The standard civil rights movement narrative, at least on the popular level, is always looking forward to the milestones of 1963-1965, at which point the country witnessed the inevitable culmination of America's truest and best ideals. It is nearly deterministic in its certainty, embedded as it is in a two-fold assumption: first, that America's moral exceptionalism guaranteed an eventual positive outcome and, second, that such an outcome was virtually the final say in the matter, putting an end to a tragic era and opening a new and glorious one. On this second dimension of the assumption there is a particularly wide gap between academic and popular opinion, but it would be a stretch to say that academic scholarship has entirely escaped the gravitational orbit of this assumption.
Against this fundamentally optimistic view of the civil rights movement, which Gunnar Myrdal put forth in advance in the early 1940s, Black intellectuals raised a different narrative. Before the height of the civil rights movement, writers like Baldwin and Du Bois argued that a comprehensive civil rights revolution would produce an American identity crisis rather than the fulfillment of American ideals. The challenge is deceptively simple: step back from our assumptions just long enough to ask, "Were they right?"
The notion of a potential national identity crisis was born of a reading of American history that is utterly unfamiliar to most of us. It was a reading that saw principles of racial equality not as the culmination of American ideals we now assume, but as principles so potent and far-reaching they could more accurately be described as anti-American. It was a reading that recognized the pervasive hypocrisy in an America whose sense of itself made room for Thomas Jefferson and Ben Franklin while consigning Jefferson Davis and Ben Tillman to something other.

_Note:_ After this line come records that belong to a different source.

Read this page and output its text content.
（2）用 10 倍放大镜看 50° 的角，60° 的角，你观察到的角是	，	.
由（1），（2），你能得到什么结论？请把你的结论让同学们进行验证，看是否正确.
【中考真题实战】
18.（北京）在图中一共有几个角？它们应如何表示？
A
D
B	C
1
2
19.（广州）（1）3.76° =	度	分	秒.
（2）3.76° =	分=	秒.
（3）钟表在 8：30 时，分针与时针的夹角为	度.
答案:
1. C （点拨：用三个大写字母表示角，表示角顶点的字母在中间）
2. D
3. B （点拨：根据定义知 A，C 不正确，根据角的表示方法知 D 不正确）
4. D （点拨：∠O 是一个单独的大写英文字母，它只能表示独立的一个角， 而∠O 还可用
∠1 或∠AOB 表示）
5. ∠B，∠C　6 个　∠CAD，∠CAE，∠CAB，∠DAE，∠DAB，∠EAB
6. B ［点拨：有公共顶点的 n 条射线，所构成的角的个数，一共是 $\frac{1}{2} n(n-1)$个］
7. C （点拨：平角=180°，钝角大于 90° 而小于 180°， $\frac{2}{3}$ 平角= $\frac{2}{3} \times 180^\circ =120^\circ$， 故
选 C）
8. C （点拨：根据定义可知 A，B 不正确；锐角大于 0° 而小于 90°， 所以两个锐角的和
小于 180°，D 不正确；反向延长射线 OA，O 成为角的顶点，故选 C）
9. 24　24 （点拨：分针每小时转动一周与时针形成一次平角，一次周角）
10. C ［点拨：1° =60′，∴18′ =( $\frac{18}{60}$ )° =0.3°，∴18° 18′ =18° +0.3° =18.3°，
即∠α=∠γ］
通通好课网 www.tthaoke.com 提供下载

What does all this have to do with contingency? Before the height of the civil rights movement it was possible to imagine innumerable outcomes of apparently equal plausibility. While many imagined an eventual winning out of what they believed to be American ideals, others questioned whether those ideals could ever produce a society shorn of racism. And, perhaps, no one got it entirely right. From our vantage point, we see that even slightly different contexts might have produced strikingly different outcomes. Imagine a world not immersed in a Cold War, and a world in which the vagaries of movement tactics, economic growth, and political alignments combine to produce the urban uprisings so characteristic of the latter part of the 1960s before the passage of decisive civil rights legislation. It is easy to imagine the movement being snuffed out in renewed nationwide oppression. Alternatively, under a more favorable set of conditions, perhaps the movement would have achieved the comprehensive gains for which it hoped.

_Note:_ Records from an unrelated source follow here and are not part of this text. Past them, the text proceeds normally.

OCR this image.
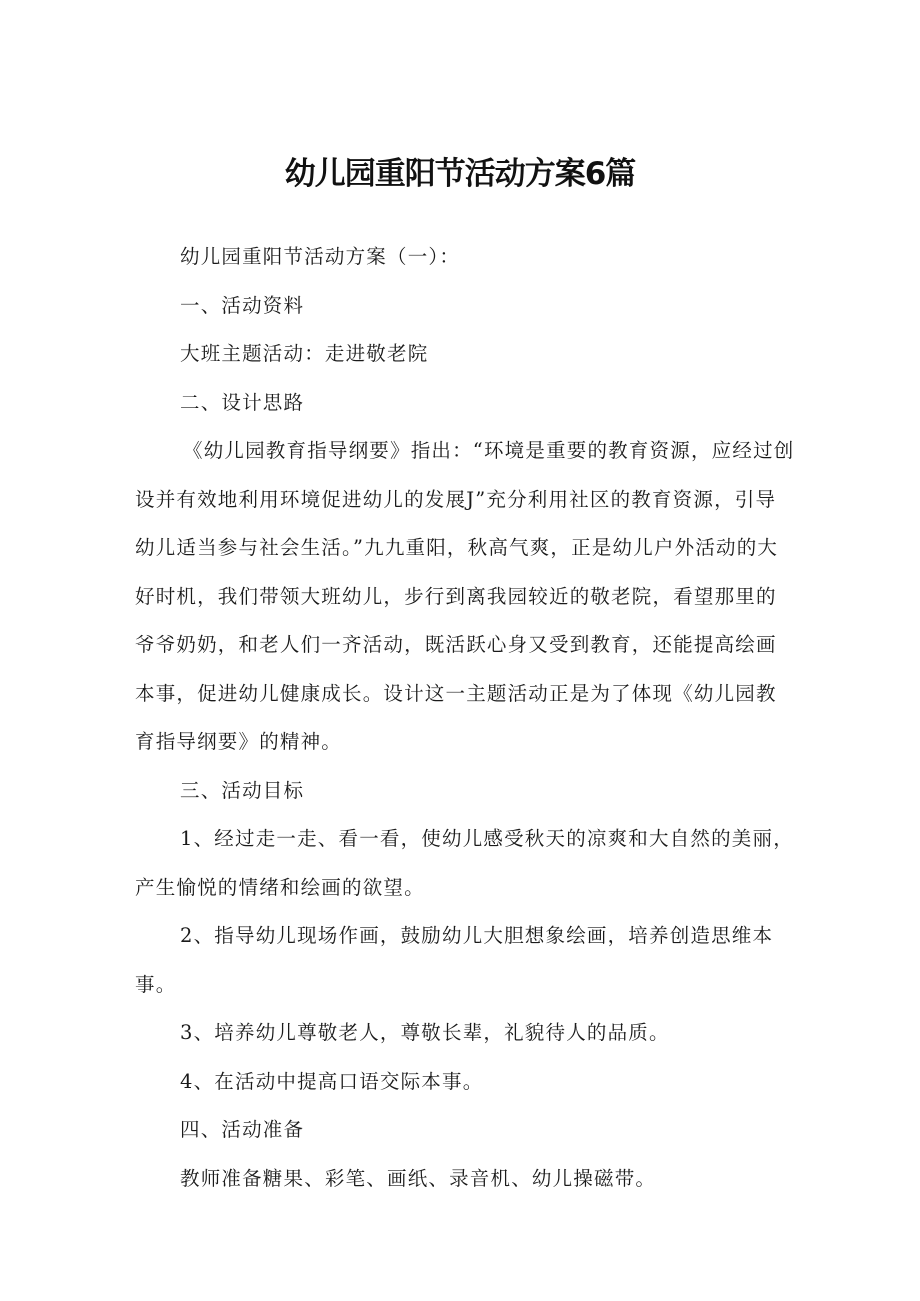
幼儿园重阳节活动方案6篇

幼儿园重阳节活动方案（一）：

一、活动资料

大班主题活动：走进敬老院

二、设计思路

《幼儿园教育指导纲要》指出：“环境是重要的教育资源，应经过创设并有效地利用环境促进幼儿的发展J”充分利用社区的教育资源，引导幼儿适当参与社会生活。”九九重阳，秋高气爽，正是幼儿户外活动的大好时机，我们带领大班幼儿，步行到离我园较近的敬老院，看望那里的爷爷奶奶，和老人们一齐活动，既活跃心身又受到教育，还能提高绘画本事，促进幼儿健康成长。设计这一主题活动正是为了体现《幼儿园教育指导纲要》的精神。

三、活动目标

1、经过走一走、看一看，使幼儿感受秋天的凉爽和大自然的美丽，产生愉悦的情绪和绘画的欲望。

2、指导幼儿现场作画，鼓励幼儿大胆想象绘画，培养创造思维本事。

3、培养幼儿尊敬老人，尊敬长辈，礼貌待人的品质。

4、在活动中提高口语交际本事。

四、活动准备

教师准备糖果、彩笔、画纸、录音机、幼儿操磁带。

The point is as simple as it is little understood: the society we inhabit is a negotiated outcome, the result of both the victories and the defeats of the civil rights movement. It is time we take account of both sides of that ledger. And it is time we name the opposition, granting to White resistance a more serious reckoning than that implied by terms like "Massive Resistance" and "White Backlash." These terms imply an emotional and violent reaction, almost as if the White response to the civil rights movement came out of nowhere as an inchoate force of nature. In reality, we live in the society we do because a White countermovement--as strategic and purposeful as the civil rights movement itself--won significant victories.
The damage in talking about the civil rights movement as a culmination--and an inevitable one at that--is that it leaves us unable to grapple with the actual social conditions we see around us. With a wealth gap at 10 or 20 to 1, segregation deeply entrenched in schools, housing segregation receding at a glacial pace, and discrimination persistent in criminal justice and employment, we can't hope to make sense of our society if we think the civil rights movement "won." It didn't. It achieved some of its aims and then it was defeated.
We should not be afraid to ask ourselves a simple question: what defeated it? Was it, perhaps, American ideals? Three weeks from now we will ring in a new year, 2014. Americans will celebrate the 50th Anniversary of Freedom Summer and the passage of the Civil Rights Act of 1964. As we do so, we would do well to return to a basic question: would a comprehensive civil rights revolution be the inevitable culmination of American ideals, or produce a national identity crisis? It remains an untested proposition.